I’ve officially decided to change that.
I’m going to go undercover as someone who knows and cares about politics. This means reading the articles and watching the boring shows, and I owe it all to Donald Trump.
I’ve always felt that America, as a country, knows what’s best. We’ve had presidents coming in and out of office for years and none of them have caused our country to implode. So, by all logic, none of them have done a terrible job.
But now, we have Donald Trump looming, like Jadis, The White Witch, ready to ruin Narnia as we know it.
That is why I’m ready to be an educated voter.
I began my journey by watching the Republican GOP Debate and starting arguments with people on the street, based on their opinions of Donald Trump and the current candidates. The results were alarmingly in favor of Trump, and I live in upstate New York—which is generally, a Democratic area.
The GOP Republican debate had the largest audience in history, thanks to Trump—so is it coincidental that I’m following in suit? As a proud Generation Y-er, I’m rooted in pop culture. I can name more Kardashians than presidents and everything I know about the White House, I learned from Sam Seaborn on the West Wing. So maybe it’s not a coincidence that I’ve decided to learn more about politics when a pseudo-celebrity threatens to ruin everything.
I may not know a lot about politics (yet), but I do know a lot about celebrity culture, and I know enough to know that they shouldn’t collide.
I didn’t have any background knowledge on the GOP candidates, nor have I ever watched a debate, but it was clear to me that Trump doesn’t know anything.
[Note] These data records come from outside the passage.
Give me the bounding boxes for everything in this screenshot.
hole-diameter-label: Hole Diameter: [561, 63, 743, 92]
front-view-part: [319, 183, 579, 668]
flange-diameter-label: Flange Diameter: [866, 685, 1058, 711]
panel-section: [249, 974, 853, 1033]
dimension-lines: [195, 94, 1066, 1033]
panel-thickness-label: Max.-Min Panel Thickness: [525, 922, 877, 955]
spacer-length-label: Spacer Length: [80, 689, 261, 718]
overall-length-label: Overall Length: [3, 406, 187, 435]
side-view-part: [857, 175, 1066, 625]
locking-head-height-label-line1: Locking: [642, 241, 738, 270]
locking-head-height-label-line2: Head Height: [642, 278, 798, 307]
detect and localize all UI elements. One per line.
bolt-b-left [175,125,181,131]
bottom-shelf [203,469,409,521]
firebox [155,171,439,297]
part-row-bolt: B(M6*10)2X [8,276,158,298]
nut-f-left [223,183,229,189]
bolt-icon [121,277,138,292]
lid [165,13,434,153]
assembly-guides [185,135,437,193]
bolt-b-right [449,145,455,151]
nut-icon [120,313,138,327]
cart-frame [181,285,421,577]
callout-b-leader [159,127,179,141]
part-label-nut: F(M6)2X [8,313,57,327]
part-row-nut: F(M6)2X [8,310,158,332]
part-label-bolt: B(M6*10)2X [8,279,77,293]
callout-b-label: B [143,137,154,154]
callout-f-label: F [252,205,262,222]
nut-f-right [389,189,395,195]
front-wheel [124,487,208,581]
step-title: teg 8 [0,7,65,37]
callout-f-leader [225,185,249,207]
He’s a lot like my Facebook friends—extremely opinionated and full of hate, but with no facts to back it up.
He wants to build a wall between the United States and Mexico, but doesn’t have a plan on how to do it. He claims it’s to salvage America from the Mexican rapists and drug addicts who are invading our country, but many of our major companies, including Macy’s, are against that. We’ve always been a melting pot, accepting others instead of segregating ourselves from the rest of the world.
At the debate, Trump said he wants us to be like Japan, a country “who doesn’t want our beef or our wheat.” In other words, they’re self-sustaining. Trump wants to collect money from other countries, but never distribute or accept other goods.
When asked who Trump’s military source was, Trump responded with, “I watch the shows.” Meaning, the TV shows.
And he thinks that a woman running the country would be ridiculous. If he’s planning his presidential reign around what he hears on the news, we are going to have a very big problem on our hands.
If the only political knowledge I need comes from the television, then by that logic, I could run for president–and that would be worse than Kanye West running.
Based on this, I can only assume that Trump also believes everything he reads on the Internet.
His opponents have opinions and they have plans.
Jeb Bush has a tax reform plan to help rebuild our economy the way Reagan did in 1986.
Ben Carson is in favor of education reform—denouncing the Common Core, while also supporting an Immigration work plan in order to monitor and manage the influx of immigrant workers.
Carly Fiorina accepts Global Warming and aims to create international treaties to control harmful emissions.
Marco Rubio wants to reform healthcare and formulate a plan that works for everyone.
And Donald Trump wants to build a wall.
While at a bar, I stood next to a man wearing a red shirt, blue shorts, and white shoes. He was alone, waving his money around, hoping to catch the bartender’s attention.
“You’re very American today,” I said.
He turned to me, bewildered. Apparently his choice of clothing was accidental.
“You’re wearing red, white, and blue,” I said.
He laughed. “Guess so. Gotta love America.”
“Gin and tonic, please,” he shouted to the bartender. “I don’t know about that. He has some pretty good ideas. I’m no Republican, but I’m thinking of voting Trump this time around.” He turned and walked away, leaving me to ponder his words.
“Well, that was weird,” said the guy next to me. “Why would a gay man vote for Trump?”
That was the moment I realized that Donald Trump is a real possibility.